Stephen Pratt

Professor Stephen Pratt

  • Professor of Music (1997-2000)

Stephen Pratt was the Gresham Professor of Music with Joanna McGregor between 1997 and 2000.

He is Professor of Music at Liverpool Hope University.

Professor Pratt studied first to be a teacher, at Christ’s College of Education, and later he continued his music studies at the Royal Manchester College of Music (conducting with George Hadjinikos) and then to under- and post-graduate study at Reading and Liverpool Universities. At Liverpool he studied composition with Hugh Wood, with whom he continued to study privately until 1975. He became known with works like the Piano Sonata (1974-5) and Star and Dead Leaves for flute and piano (1977) which were both selected for performance in the BBC Young Composers’ Forums of 1976 and 1978. In 1978 an Arts Council bursary enabled him to write his first orchestral work, Some of their Number (1978-9), which was commissioned by the RLPS and given its premiere by the RLPO under Simon Rattle in 1980; it was subsequently given three more performances by the orchestra under Barry Wordsworth in 1984. In 1987 his Strong Winds, Gentle Airs was performed in London at the Festival Hall by the Wirral Schools Concert Band, who had commissioned the work, and following this he became the Performing Rights Society’s composer-in residence to the Wirral which involved him in extended composition projects with pupils from Wirral Schools. In 1991 he completed the first part of Uneasy Vespers, commissioned for the 150th anniversary of the Royal Liverpool Philharmonic Society; it was premiered by the Royal Liverpool Philharmonic Choir and Orchestra with the Finzi Singers under Vernon Handley in the May of that year.
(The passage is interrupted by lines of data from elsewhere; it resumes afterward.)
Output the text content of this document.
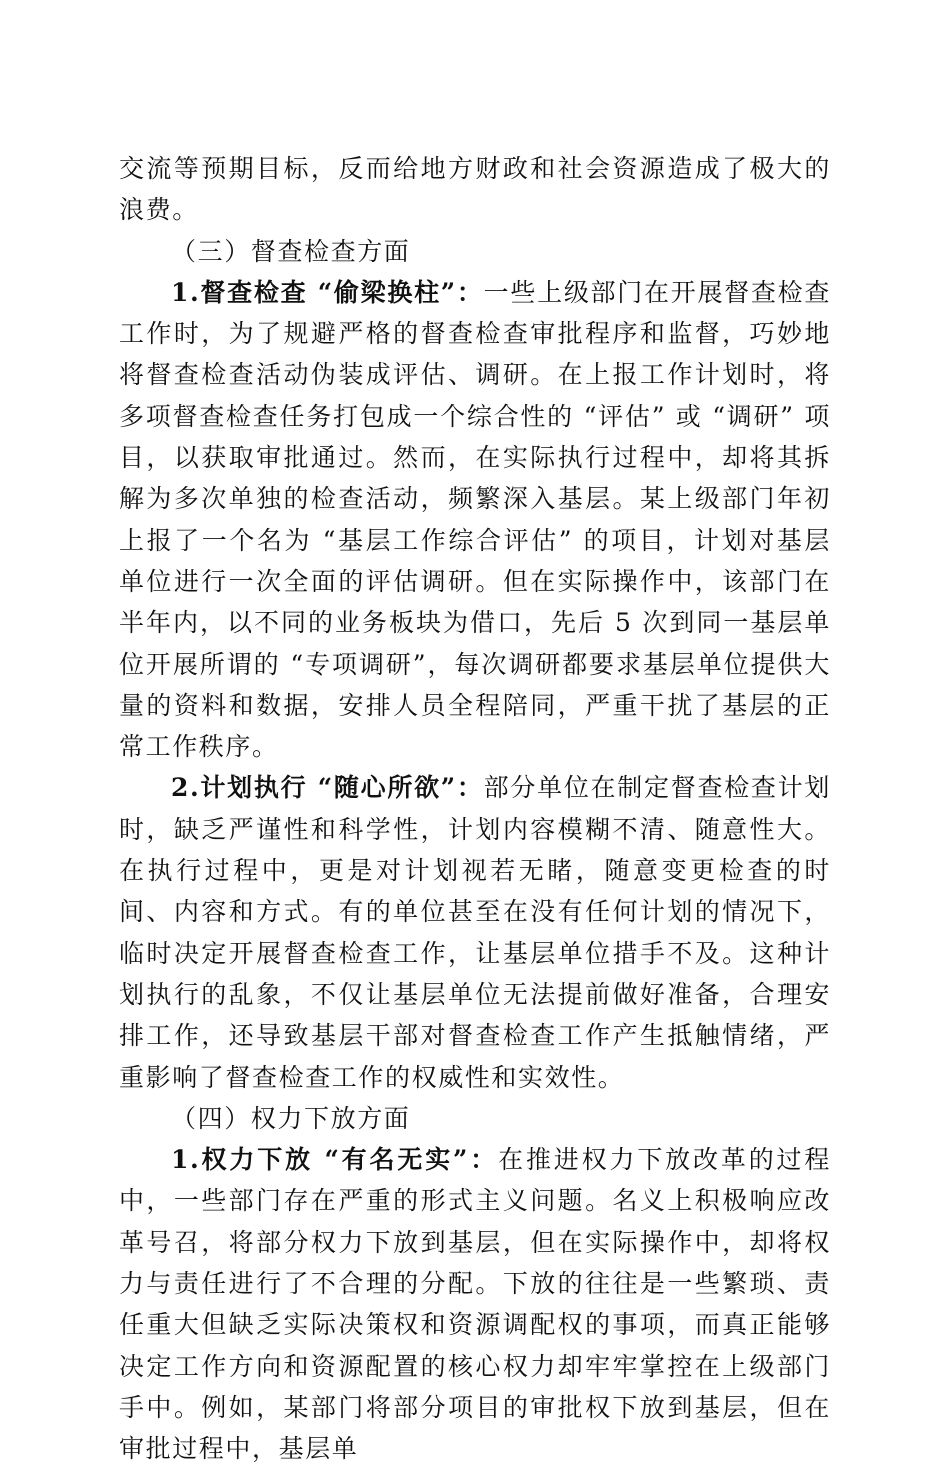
交流等预期目标，反而给地方财政和社会资源造成了极大的浪费。

（三）督查检查方面

1.督查检查 “偷梁换柱”：一些上级部门在开展督查检查工作时，为了规避严格的督查检查审批程序和监督，巧妙地将督查检查活动伪装成评估、调研。在上报工作计划时，将多项督查检查任务打包成一个综合性的 “评估” 或 “调研” 项目，以获取审批通过。然而，在实际执行过程中，却将其拆解为多次单独的检查活动，频繁深入基层。某上级部门年初上报了一个名为 “基层工作综合评估” 的项目，计划对基层单位进行一次全面的评估调研。但在实际操作中，该部门在半年内，以不同的业务板块为借口，先后 5 次到同一基层单位开展所谓的 “专项调研”，每次调研都要求基层单位提供大量的资料和数据，安排人员全程陪同，严重干扰了基层的正常工作秩序。

2.计划执行 “随心所欲”：部分单位在制定督查检查计划时，缺乏严谨性和科学性，计划内容模糊不清、随意性大。在执行过程中，更是对计划视若无睹，随意变更检查的时间、内容和方式。有的单位甚至在没有任何计划的情况下，临时决定开展督查检查工作，让基层单位措手不及。这种计划执行的乱象，不仅让基层单位无法提前做好准备，合理安排工作，还导致基层干部对督查检查工作产生抵触情绪，严重影响了督查检查工作的权威性和实效性。

（四）权力下放方面

1.权力下放 “有名无实”：在推进权力下放改革的过程中，一些部门存在严重的形式主义问题。名义上积极响应改革号召，将部分权力下放到基层，但在实际操作中，却将权力与责任进行了不合理的分配。下放的往往是一些繁琐、责任重大但缺乏实际决策权和资源调配权的事项，而真正能够决定工作方向和资源配置的核心权力却牢牢掌控在上级部门手中。例如，某部门将部分项目的审批权下放到基层，但在审批过程中，基层单
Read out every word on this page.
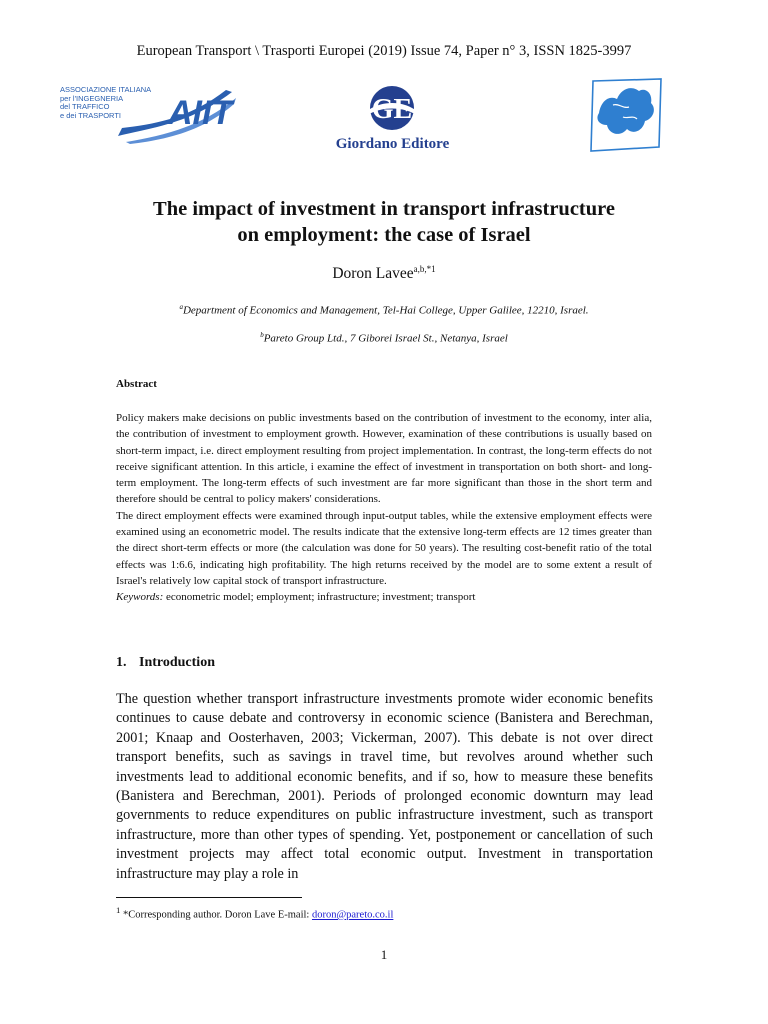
European Transport \ Trasporti Europei (2019) Issue 74, Paper n° 3, ISSN 1825-3997
ASSOCIAZIONE ITALIANA
per l'INGEGNERIA
del TRAFFICO
e dei TRASPORTI	AIIT	GE
Giordano Editore
The impact of investment in transport infrastructure
on employment: the case of Israel
Doron Lavee$^{a,b,*1}$
$^a$Department of Economics and Management, Tel-Hai College, Upper Galilee, 12210, Israel.
$^b$Pareto Group Ltd., 7 Giborei Israel St., Netanya, Israel
Abstract

Policy makers make decisions on public investments based on the contribution of investment to the economy, inter alia, the contribution of investment to employment growth. However, examination of these contributions is usually based on short-term impact, i.e. direct employment resulting from project implementation. In contrast, the long-term effects do not receive significant attention. In this article, i examine the effect of investment in transportation on both short- and long-term employment. The long-term effects of such investment are far more significant than those in the short term and therefore should be central to policy makers' considerations.

The direct employment effects were examined through input-output tables, while the extensive employment effects were examined using an econometric model. The results indicate that the extensive long-term effects are 12 times greater than the direct short-term effects or more (the calculation was done for 50 years). The resulting cost-benefit ratio of the total effects was 1:6.6, indicating high profitability. The high returns received by the model are to some extent a result of Israel's relatively low capital stock of transport infrastructure.

Keywords: econometric model; employment; infrastructure; investment; transport

1. Introduction

The question whether transport infrastructure investments promote wider economic benefits continues to cause debate and controversy in economic science (Banistera and Berechman, 2001; Knaap and Oosterhaven, 2003; Vickerman, 2007). This debate is not over direct transport benefits, such as savings in travel time, but revolves around whether such investments lead to additional economic benefits, and if so, how to measure these benefits (Banistera and Berechman, 2001). Periods of prolonged economic downturn may lead governments to reduce expenditures on public infrastructure investment, such as transport infrastructure, more than other types of spending. Yet, postponement or cancellation of such investment projects may affect total economic output. Investment in transportation infrastructure may play a role in

$^1$ *Corresponding author. Doron Lave E-mail: doron@pareto.co.il
1
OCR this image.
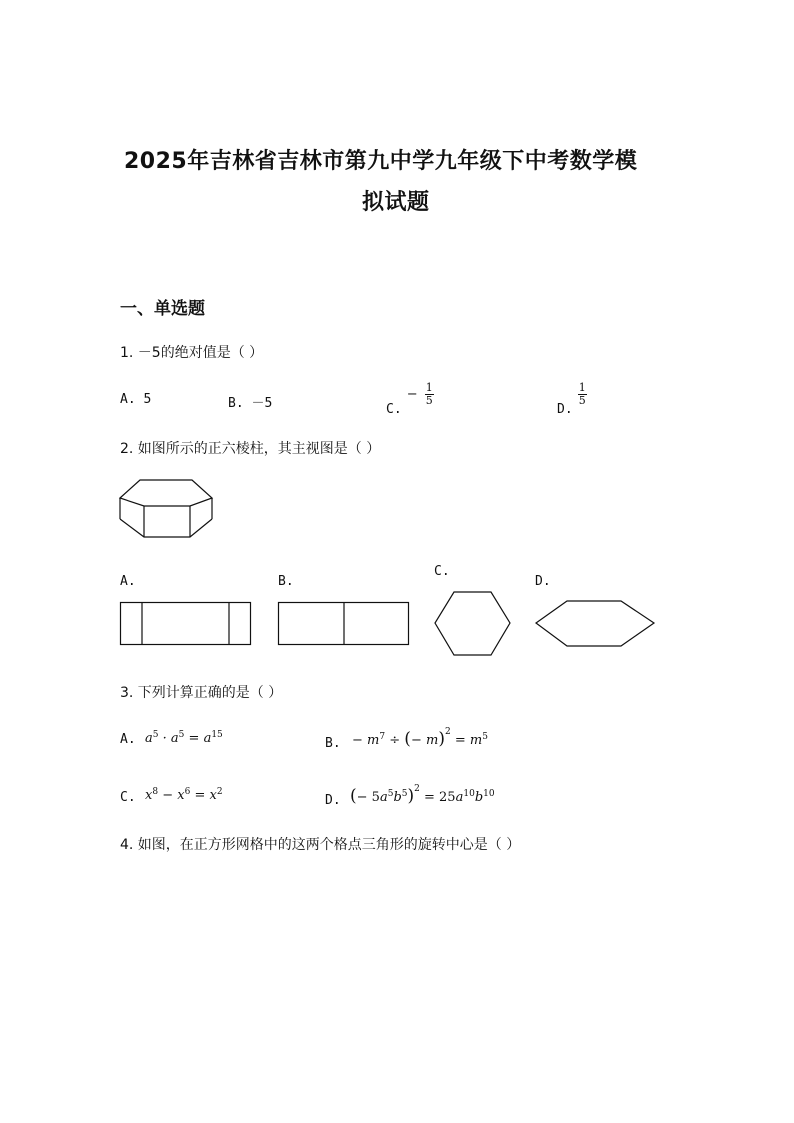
2025年吉林省吉林市第九中学九年级下中考数学模
拟试题
一、单选题
1. －5的绝对值是（ ）
A. 5	B. －5	$_{C.} - \frac{1}{5}$
$_{D.}$
$\frac{1}{5}$
2. 如图所示的正六棱柱，其主视图是（ ）
A.	B.
C.
D.
3. 下列计算正确的是（ ）
A. $a^5 \cdot a^5 = a^{15}$
B. − $m^7$ ÷ (− $m)^2 = m^5$
C. $x^8 - x^6 = x^2$
D. (− $5a^5b^5)^2 = 25a^{10}b^{10}$
4. 如图，在正方形网格中的这两个格点三角形的旋转中心是（ ）
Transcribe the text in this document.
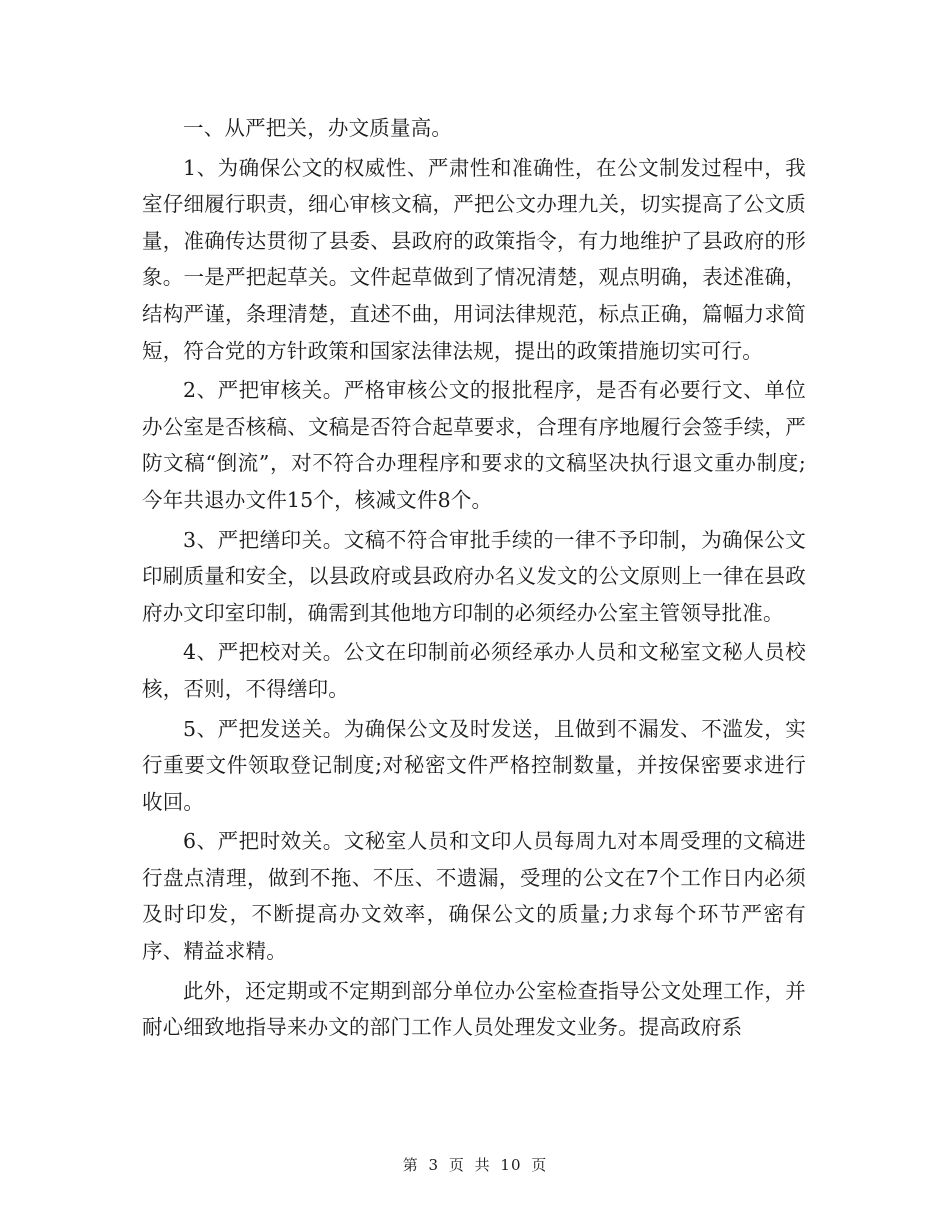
一、从严把关，办文质量高。

1、为确保公文的权威性、严肃性和准确性，在公文制发过程中，我室仔细履行职责，细心审核文稿，严把公文办理九关，切实提高了公文质量，准确传达贯彻了县委、县政府的政策指令，有力地维护了县政府的形象。一是严把起草关。文件起草做到了情况清楚，观点明确，表述准确，结构严谨，条理清楚，直述不曲，用词法律规范，标点正确，篇幅力求简短，符合党的方针政策和国家法律法规，提出的政策措施切实可行。

2、严把审核关。严格审核公文的报批程序，是否有必要行文、单位办公室是否核稿、文稿是否符合起草要求，合理有序地履行会签手续，严防文稿“倒流”，对不符合办理程序和要求的文稿坚决执行退文重办制度;今年共退办文件15个，核减文件8个。

3、严把缮印关。文稿不符合审批手续的一律不予印制，为确保公文印刷质量和安全，以县政府或县政府办名义发文的公文原则上一律在县政府办文印室印制，确需到其他地方印制的必须经办公室主管领导批准。

4、严把校对关。公文在印制前必须经承办人员和文秘室文秘人员校核，否则，不得缮印。

5、严把发送关。为确保公文及时发送，且做到不漏发、不滥发，实行重要文件领取登记制度;对秘密文件严格控制数量，并按保密要求进行收回。

6、严把时效关。文秘室人员和文印人员每周九对本周受理的文稿进行盘点清理，做到不拖、不压、不遗漏，受理的公文在7个工作日内必须及时印发，不断提高办文效率，确保公文的质量;力求每个环节严密有序、精益求精。

此外，还定期或不定期到部分单位办公室检查指导公文处理工作，并耐心细致地指导来办文的部门工作人员处理发文业务。提高政府系

第 3 页 共 10 页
At the request of Wells Cathedral School, he returned to the solo piano for At the turn of the year (1992), heard in Wells, London and more recently in performances by Joanna MacGregor and on Richard Casey’s CD recording; following that, a choral piece, With the drawing of this love (1993), first heard at the Chester Festival given by the Finzi Singers, directed by Paul Spicer; and a work for saxophone, string trio and tape, About time, which was first performed by Take Four in March 1995. In 1997 he completed a Violin Concerto, which he began in 1991, and in the July of that year Joanna MacGregor gave the first performance of The Song Within, a commission for the 1997 Chester Festival. In 1998 he completed Undulations and other Movements for the ensemble Psappha, which received its first performance at the Royal Northern College of Music in November 1999, and was subsequently issued on Psappha’s double CD Waterfront in December 1999. His tape work Four mini-tudes and thirty-three seconds (studies after John Cage) was heard at the Queen Elizabeth Hall in December 1998, and subsequently extracts were used on Joanna MacGregor’s CD of the music of John Cage, Perilous Night. An orchestral work, Surroundings, was a Millennium commission by the Liverpool Metropolitan Cathedral Concerts Society, and was first performed in the Cathedral in July, 2000.